Wistar Institute and South Korea’s GeneOne Partner on Nipah Virus Drugs

By Mark Terry
May 12, 2023

The Wistar Institute, based in Philadelphia, teamed up with South Korean biotech company GeneOne Life Sciences to develop small molecule drugs against Nipah virus. First discovered in 1999 in pigs and people in Malaysia and Singapore, Nipah virus is a zoonotic virus that is classified as being of high concern due to its high lethality and person-to-person spread.

Luis J. Montaner, Kean Family Professor, Director of The Wistar Institute’s HIV-1 Immunopathogenesis Laboratory and leader of the HIV Research Program, Vaccine & Immunotherapy Center, told BioBuzz, the World Health Organization identified Nipah as a priority pathogen in 2015. It can have almost 50% mortality rate, even though there have only been about 700 cases so far worldwide.

Luis J. Montaner, Director of The Wistar Institute’s HIV-1 Immunopathogenesis Laboratory (SOURCE: The Wistar Institute)

“It can be transmitted between humans and it’s primarily through exposure to contaminated food items. All bats pretty much have this virus, even though only 1% of them are actually transmitted,” Montaner said.

Since 1999, Nipah outbreaks have occurred in Bangladesh and India.

These outbreaks have been linked to severe neurological disease and mortality ranging from 40 to 70%.

Kar Muthumani, Chief Scientific Officer of GeneOne Life Sciences, formerly with The Wistar Institute, said, “Nipah virus is similar to the RNA viruses, which is also similar to SARS. It has slowly migrated toward Burma and India, mainly spreading through the bat, especially the fruit-eating bats, which are very common in India, particularly among mango trees and palm trees.”

Muthumani notes the last major outbreak was in 2018 in India. Due to government intervention, they were able to halt the spread of the disease within a month.

Kar Muthumani, Chief Scientific Officer of GeneOne Life Sciences (SOURCE: The Wistar Institute)

“The WHO believes it has the potential to be another outbreak or pandemic. That’s why this is considered a pathogen of interest, to emphasize the need for a vaccine or therapeutic intervention. Like a lot of companies, we’ve been focusing on making a vaccine as well as a therapeutic intervention.”

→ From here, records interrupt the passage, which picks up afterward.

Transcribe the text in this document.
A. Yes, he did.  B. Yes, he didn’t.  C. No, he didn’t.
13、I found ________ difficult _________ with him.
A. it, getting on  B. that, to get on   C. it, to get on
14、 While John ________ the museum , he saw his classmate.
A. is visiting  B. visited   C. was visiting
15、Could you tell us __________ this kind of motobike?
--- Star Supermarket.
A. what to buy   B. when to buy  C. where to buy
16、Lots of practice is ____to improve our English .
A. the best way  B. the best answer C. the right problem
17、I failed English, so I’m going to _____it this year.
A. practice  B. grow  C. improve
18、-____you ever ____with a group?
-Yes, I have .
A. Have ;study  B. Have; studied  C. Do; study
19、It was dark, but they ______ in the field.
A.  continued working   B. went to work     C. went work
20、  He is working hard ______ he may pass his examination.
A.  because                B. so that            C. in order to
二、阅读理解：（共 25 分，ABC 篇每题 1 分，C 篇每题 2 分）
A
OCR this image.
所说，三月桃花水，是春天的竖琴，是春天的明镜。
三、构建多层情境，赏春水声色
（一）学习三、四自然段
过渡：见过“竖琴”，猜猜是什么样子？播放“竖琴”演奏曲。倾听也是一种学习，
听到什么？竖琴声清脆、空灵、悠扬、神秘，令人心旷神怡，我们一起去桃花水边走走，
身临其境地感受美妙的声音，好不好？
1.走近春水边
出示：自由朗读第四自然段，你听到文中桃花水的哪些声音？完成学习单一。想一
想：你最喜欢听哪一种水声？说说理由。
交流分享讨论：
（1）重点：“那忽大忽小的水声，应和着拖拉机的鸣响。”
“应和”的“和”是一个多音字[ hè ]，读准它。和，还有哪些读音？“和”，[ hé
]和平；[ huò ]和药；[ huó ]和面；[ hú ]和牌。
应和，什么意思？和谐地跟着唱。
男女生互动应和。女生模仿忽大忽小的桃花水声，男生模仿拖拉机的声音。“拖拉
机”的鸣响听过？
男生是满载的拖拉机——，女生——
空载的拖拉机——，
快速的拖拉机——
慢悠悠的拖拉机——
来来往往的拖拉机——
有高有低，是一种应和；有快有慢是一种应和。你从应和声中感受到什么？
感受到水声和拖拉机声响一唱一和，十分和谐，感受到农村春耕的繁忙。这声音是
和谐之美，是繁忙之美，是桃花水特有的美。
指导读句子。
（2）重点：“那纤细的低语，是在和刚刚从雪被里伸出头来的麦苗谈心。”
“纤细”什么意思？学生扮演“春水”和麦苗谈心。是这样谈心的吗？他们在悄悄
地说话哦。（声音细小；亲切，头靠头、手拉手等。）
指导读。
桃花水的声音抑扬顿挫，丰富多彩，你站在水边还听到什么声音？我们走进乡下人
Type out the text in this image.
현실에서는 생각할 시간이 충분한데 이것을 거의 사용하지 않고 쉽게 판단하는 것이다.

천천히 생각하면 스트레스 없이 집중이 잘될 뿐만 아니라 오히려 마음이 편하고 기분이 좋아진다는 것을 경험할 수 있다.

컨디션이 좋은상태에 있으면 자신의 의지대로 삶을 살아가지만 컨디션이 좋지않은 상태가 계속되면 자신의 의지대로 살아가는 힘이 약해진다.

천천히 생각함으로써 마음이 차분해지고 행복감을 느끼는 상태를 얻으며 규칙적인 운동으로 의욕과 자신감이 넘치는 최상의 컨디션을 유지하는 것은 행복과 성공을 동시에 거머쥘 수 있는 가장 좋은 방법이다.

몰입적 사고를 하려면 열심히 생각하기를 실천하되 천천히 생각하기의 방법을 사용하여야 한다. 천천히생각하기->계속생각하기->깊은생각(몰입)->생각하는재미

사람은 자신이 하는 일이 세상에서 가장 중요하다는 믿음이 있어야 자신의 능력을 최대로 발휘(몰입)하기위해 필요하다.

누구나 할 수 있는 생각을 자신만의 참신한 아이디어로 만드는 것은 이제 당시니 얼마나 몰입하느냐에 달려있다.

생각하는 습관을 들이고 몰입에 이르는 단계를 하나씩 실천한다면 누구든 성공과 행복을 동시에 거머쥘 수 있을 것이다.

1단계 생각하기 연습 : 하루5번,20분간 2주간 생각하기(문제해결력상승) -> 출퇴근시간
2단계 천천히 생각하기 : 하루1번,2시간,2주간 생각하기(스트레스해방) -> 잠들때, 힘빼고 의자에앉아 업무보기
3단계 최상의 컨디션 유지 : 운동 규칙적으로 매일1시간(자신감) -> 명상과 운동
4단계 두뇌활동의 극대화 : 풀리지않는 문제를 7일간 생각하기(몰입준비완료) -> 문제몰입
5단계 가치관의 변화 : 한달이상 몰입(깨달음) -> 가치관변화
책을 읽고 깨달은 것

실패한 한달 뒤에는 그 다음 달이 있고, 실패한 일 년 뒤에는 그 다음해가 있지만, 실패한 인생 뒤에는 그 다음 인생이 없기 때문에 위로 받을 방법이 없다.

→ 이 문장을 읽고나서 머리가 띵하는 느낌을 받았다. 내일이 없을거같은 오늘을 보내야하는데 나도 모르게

Wistar, a 2023 BioBuzz Award Winner, has expertise in small molecule discovery and development. GeneOne has expertise in vaccine development and clinical trial development. “So we’re joining the two pieces that will increase the likelihood that this will move quickly towards a human therapeutic, as opposed to being an academic exercise or an exercise that industry needs to retool its base of discovery in order to generate the same expertise we already have,” Montaner said.

There are currently no approved vaccines or drugs to fight Nipah. Muthumani and colleagues recently demonstrated a synthetic nucleic acid vaccine that worked in laboratory mice.

Muthumani noted that the vaccine came about when he was a faculty member at Wistar. “We did studies in an animal model where we were able to show this vaccine potentially induced greater immune response. But unfortunately, due to the level of these pathogens, which is considered a BSL-3 (Biosafety Level 3), which can only be studied directly in a government-regulated laboratory, we were only able to test the immune response, not the efficacy. We’re also investigating an mRNA vaccine in collaboration with the University of Pennsylvania.”

There are several different groups working to develop a vaccine. Montaner points out, “The premise of a vaccine is to try and provide broad coverage before an outbreak. GeneOne is working on different strategies, and so are other teams worldwide. But our focus with this particular initiative is to come up with something that could be implemented upon an outbreak. And that is not mutually exclusive to a vaccine.”

The approach to developing a small molecule therapeutic involves ways of preventing the virus from entering cells. The two organizations have spent the last six months organizing their strategy and defining how they will work together and what milestones they expect to hit.

“So we are now going to follow the plan that we have implemented for us to follow. So we hope that by the first year we’ll have at least five small molecules identified that could block the pathways of entry for the virus,” Montaner said. “After that it will be a process of optimizing those because you have to develop the compounds for druggability properties, not just for their ability to have in vitro activity against the virus. And third, doing in vivo work, eventually moving it into the clinic.”